Because UBI premiums are calculated based on risk as well as usage rates, a reward structure is intrinsic within each policy. Insurers have always tried to reinforce positive behavior behind the wheel – rewarding safe driving with decreased premiums and raising rates for reckless drivers. UBI can take this practice a step further. Safety incentives can be calculated and administered far more accurately, as safe driver designations are not only based on the number of past claims or incidents, but also on variables such as time behind the wheel, prevailing road and weather conditions in a driver’s area, degree of driver responsibility in any given accident, and other parameters based on telematics data. 

Such incentives result in fewer accidents, fewer claims, and most importantly safer roads. That’s why, market wide, we are seeing the growth of telematics-first insurance for MGA’s and brokers alike.
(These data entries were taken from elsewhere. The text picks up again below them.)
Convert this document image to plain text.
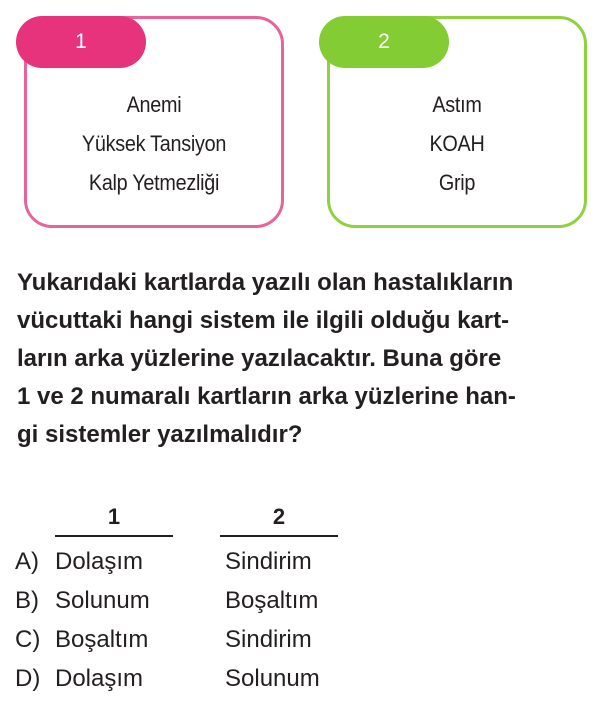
1
Anemi
Yüksek Tansiyon
Kalp Yetmezliği
2
Astım
KOAH
Grip

Yukarıdaki kartlarda yazılı olan hastalıkların
vücuttaki hangi sistem ile ilgili olduğu kart-
ların arka yüzlerine yazılacaktır. Buna göre
1 ve 2 numaralı kartların arka yüzlerine han-
gi sistemler yazılmalıdır?

1	2
A) Dolaşım	Sindirim
B) Solunum	Boşaltım
C) Boşaltım	Sindirim
D) Dolaşım	Solunum
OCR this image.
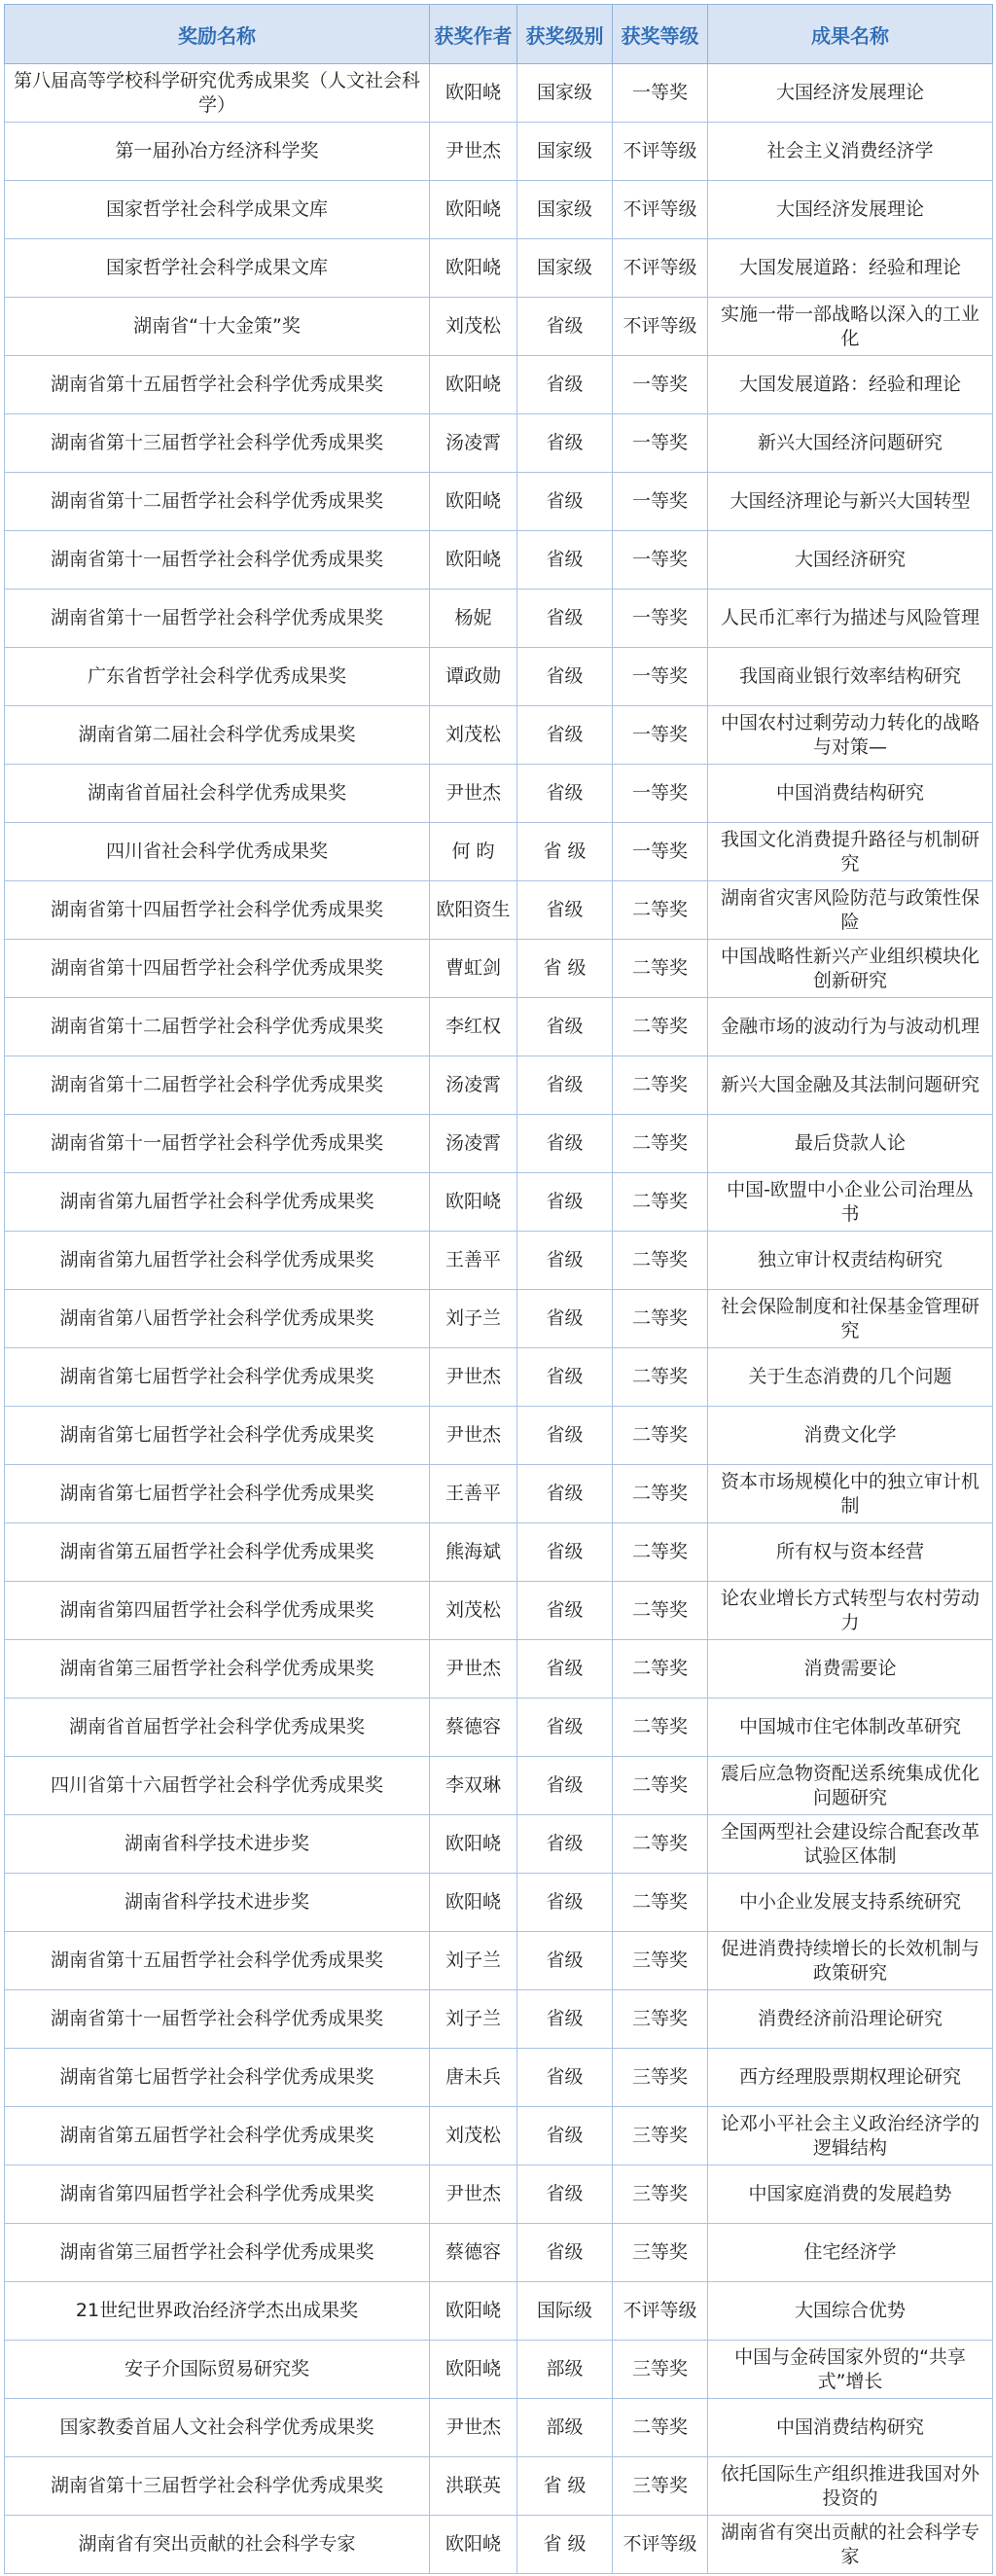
奖励名称	获奖作者	获奖级别	获奖等级	成果名称
第八届高等学校科学研究优秀成果奖（人文社会科学）	欧阳峣	国家级	一等奖	大国经济发展理论
第一届孙冶方经济科学奖	尹世杰	国家级	不评等级	社会主义消费经济学
国家哲学社会科学成果文库	欧阳峣	国家级	不评等级	大国经济发展理论
国家哲学社会科学成果文库	欧阳峣	国家级	不评等级	大国发展道路：经验和理论
湖南省“十大金策”奖	刘茂松	省级	不评等级	实施一带一部战略以深入的工业化
湖南省第十五届哲学社会科学优秀成果奖	欧阳峣	省级	一等奖	大国发展道路：经验和理论
湖南省第十三届哲学社会科学优秀成果奖	汤凌霄	省级	一等奖	新兴大国经济问题研究
湖南省第十二届哲学社会科学优秀成果奖	欧阳峣	省级	一等奖	大国经济理论与新兴大国转型
湖南省第十一届哲学社会科学优秀成果奖	欧阳峣	省级	一等奖	大国经济研究
湖南省第十一届哲学社会科学优秀成果奖	杨妮	省级	一等奖	人民币汇率行为描述与风险管理
广东省哲学社会科学优秀成果奖	谭政勋	省级	一等奖	我国商业银行效率结构研究
湖南省第二届社会科学优秀成果奖	刘茂松	省级	一等奖	中国农村过剩劳动力转化的战略与对策—
湖南省首届社会科学优秀成果奖	尹世杰	省级	一等奖	中国消费结构研究
四川省社会科学优秀成果奖	何 昀	省 级	一等奖	我国文化消费提升路径与机制研究
湖南省第十四届哲学社会科学优秀成果奖	欧阳资生	省级	二等奖	湖南省灾害风险防范与政策性保险
湖南省第十四届哲学社会科学优秀成果奖	曹虹剑	省 级	二等奖	中国战略性新兴产业组织模块化创新研究
湖南省第十二届哲学社会科学优秀成果奖	李红权	省级	二等奖	金融市场的波动行为与波动机理
湖南省第十二届哲学社会科学优秀成果奖	汤凌霄	省级	二等奖	新兴大国金融及其法制问题研究
湖南省第十一届哲学社会科学优秀成果奖	汤凌霄	省级	二等奖	最后贷款人论
湖南省第九届哲学社会科学优秀成果奖	欧阳峣	省级	二等奖	中国-欧盟中小企业公司治理丛书
湖南省第九届哲学社会科学优秀成果奖	王善平	省级	二等奖	独立审计权责结构研究
湖南省第八届哲学社会科学优秀成果奖	刘子兰	省级	二等奖	社会保险制度和社保基金管理研究
湖南省第七届哲学社会科学优秀成果奖	尹世杰	省级	二等奖	关于生态消费的几个问题
湖南省第七届哲学社会科学优秀成果奖	尹世杰	省级	二等奖	消费文化学
湖南省第七届哲学社会科学优秀成果奖	王善平	省级	二等奖	资本市场规模化中的独立审计机制
湖南省第五届哲学社会科学优秀成果奖	熊海斌	省级	二等奖	所有权与资本经营
湖南省第四届哲学社会科学优秀成果奖	刘茂松	省级	二等奖	论农业增长方式转型与农村劳动力
湖南省第三届哲学社会科学优秀成果奖	尹世杰	省级	二等奖	消费需要论
湖南省首届哲学社会科学优秀成果奖	蔡德容	省级	二等奖	中国城市住宅体制改革研究
四川省第十六届哲学社会科学优秀成果奖	李双琳	省级	二等奖	震后应急物资配送系统集成优化问题研究
湖南省科学技术进步奖	欧阳峣	省级	二等奖	全国两型社会建设综合配套改革试验区体制
湖南省科学技术进步奖	欧阳峣	省级	二等奖	中小企业发展支持系统研究
湖南省第十五届哲学社会科学优秀成果奖	刘子兰	省级	三等奖	促进消费持续增长的长效机制与政策研究
湖南省第十一届哲学社会科学优秀成果奖	刘子兰	省级	三等奖	消费经济前沿理论研究
湖南省第七届哲学社会科学优秀成果奖	唐未兵	省级	三等奖	西方经理股票期权理论研究
湖南省第五届哲学社会科学优秀成果奖	刘茂松	省级	三等奖	论邓小平社会主义政治经济学的逻辑结构
湖南省第四届哲学社会科学优秀成果奖	尹世杰	省级	三等奖	中国家庭消费的发展趋势
湖南省第三届哲学社会科学优秀成果奖	蔡德容	省级	三等奖	住宅经济学
21世纪世界政治经济学杰出成果奖	欧阳峣	国际级	不评等级	大国综合优势
安子介国际贸易研究奖	欧阳峣	部级	三等奖	中国与金砖国家外贸的“共享式”增长
国家教委首届人文社会科学优秀成果奖	尹世杰	部级	二等奖	中国消费结构研究
湖南省第十三届哲学社会科学优秀成果奖	洪联英	省 级	三等奖	依托国际生产组织推进我国对外投资的
湖南省有突出贡献的社会科学专家	欧阳峣	省 级	不评等级	湖南省有突出贡献的社会科学专家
Finally, offering UBI plans is a powerful selling proposition that can help carriers cultivate more customers, boosting both acquisition and retention. UBI plans tend to be cheaper than traditional policies, so users will be more likely to choose them, especially when they are not using their cars on a regular basis – as is the case for many vehicle owners. 

The future of UBI
Price pressure is an inevitable short-term byproduct of UBI, which could impact renewal rate for certain insurers as consumers seek more affordable options.

As UBI becomes more ubiquitous and consumers become more comfortable using an application to check their score, prices, and additional services, we will see a change in behavior around customer services and engagement. Imagine the power of having a consumer interact with your brand on a daily basis – and having the ability to educate users, re-enforce a safety and cost message and provide additional services. 

The long-term impact will be an ongoing battle among auto manufacturers. These manufacturers have lately invested billions in in-car communication and Technology, yet they are struggling to glean profitable returns – the intended media or connectivity service subscriptions have not worked as expected. Fortunately, the natural next place to utilize these integrations is within high-value services such as insurance.  

We at Sapiens predict that, in the next five years, 100% of new cars will come with UBI-compatible connectivity, leveraging data to enrich the insurance options for the consumers, directly at the point of purchase. McKinsey Center for Future Mobility expects connected cars to account for 90% of new U.S. vehicle sales by 2025.

The global UBI market is expected to grow from $43.31 billion in 2021 to $132.02 billion in 2026. If these trends continue, UBI could play a crucial role in the future auto industry. Auto insurers in it for the long haul would do well to explore how UBI can turbocharge their policy offerings, and must start by asking the following questions: Where and how do they play a role in the rise of UBI? Is this incoming reality – an OEM dominated motor insurance market – just around the corner or some way off in the distance? What are they doing to prepare for this reality?